Successivamente all’ispezione, i Carabinieri hanno approfondito lo studio dei documenti acquisiti, svolgendo anche servizi di osservazione e raccogliendo dichiarazioni testimoniali per chiarire una situazione che, effettivamente, appariva ancora più grave di come si era inizialmente presentata. Infatti, gli operanti hanno potuto accertare che il datore di lavoro, approfittando dello stato di bisogno di persona disoccupata e con famigliari a carico, aveva reclutato una delle due cameriere trovate il giorno del primo accesso, ma hanno anche verificato che anche una seconda lavoratrice, ormai da qualche tempo non più impiegata presso quel ristorante, si trovava nei mesi precedenti nella stessa situazione.

 

Tutte e tre le donne, italiane residenti in zona, erano comunque sempre state impiegate “in nero” nel ristorante con mansioni di cuoca, barista e cameriera. Due di loro, però, sono state sottoposte nel tempo a condizioni di autentico sfruttamento. Infatti, è emerso in maniera evidente che alle lavoratrici era stata reiteratamente corrisposta una retribuzione estremamente ridotta, circa 150 euro a settimana, compenso palesemente difforme da quanto previsto dal contratto collettivo nazionale “turismo/pubblici esercizi”, riferito alle organizzazioni sindacali più rappresentative a livello nazionale e, comunque sproporzionata rispetto alla quantità e qualità del lavoro prestato.

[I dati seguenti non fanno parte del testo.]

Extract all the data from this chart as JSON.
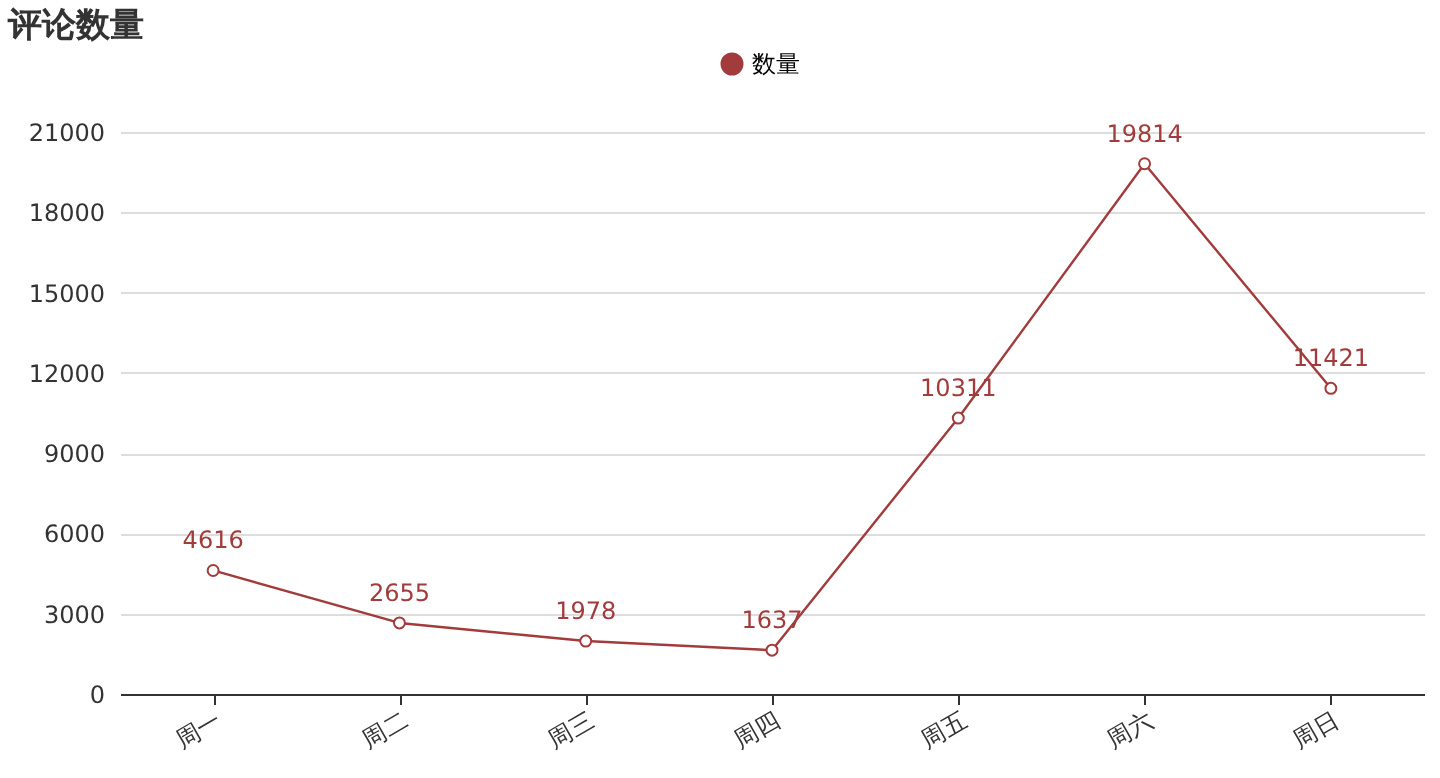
{
  "chart_data": {
    "type": "line",
    "title": "评论数量",
    "categories": [
      "周一",
      "周二",
      "周三",
      "周四",
      "周五",
      "周六",
      "周日"
    ],
    "series": [
      {
        "name": "数量",
        "color": "#a23b3b",
        "values": [
          4616,
          2655,
          1978,
          1637,
          10311,
          19814,
          11421
        ]
      }
    ],
    "ylim": [
      0,
      21000
    ],
    "yticks": [
      0,
      3000,
      6000,
      9000,
      12000,
      15000,
      18000,
      21000
    ],
    "grid": "y",
    "legend": "top",
    "marker": "circle",
    "line_style": "solid",
    "data_labels": true
  }
}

Inoltre, è anche emerso che i turni di lavoro cui le donne venivano quotidianamente sottoposte erano notevolmente superiori a quanto disposto dalla normativa relativa all’orario di lavoro, ma anche che non venivano mai garantiti gli spettanti periodi di riposo infrasettimanale, analogamente alle ferie, mai concesse.

 

La gravità del quadro emerso è stata puntualmente rapportata alla Magistratura vercellese, che ha pienamente condiviso la tesi degli operanti, tanto che il GIP del Tribunale di Vercelli si è pronunciato disponendo il sequestro preventivo del locale, eseguito il 6 giugno scorso dai militari che hanno condotto le indagini.

 

Nel momento della notifica del sequestro, i militari dell’ispettorato del Lavoro e della Stazione di Casanova Elvo hanno però constatato una ulteriore novità che ha destato sorpresa. Il datore di lavoro aveva dovuto sanare l’irregolarità relativa al lavoro nero rilevata durante la precedente ispezione, ma ha di fatto regolarizzato la posizione delle due attuali cameriere con un contratto di lavoro part-time, ma nel corso dei giorni le condizioni di impiego non erano per nulla mutate, lo stipendio era sempre quello, come di fatto non erano diminuite le ore di lavoro e per quel che riguarda i riposi o le ferie…. nemmeno a parlarne.

 

Pertanto, nelle more delle ulteriori valutazioni della Magistratura, il locale rimane in sequestro. L’imprenditore rischia sanzioni amministrative che potrebbero ammontare a circa 25.000 euro e un recupero di oneri contributivi previdenziali di oltre 50.000 euro.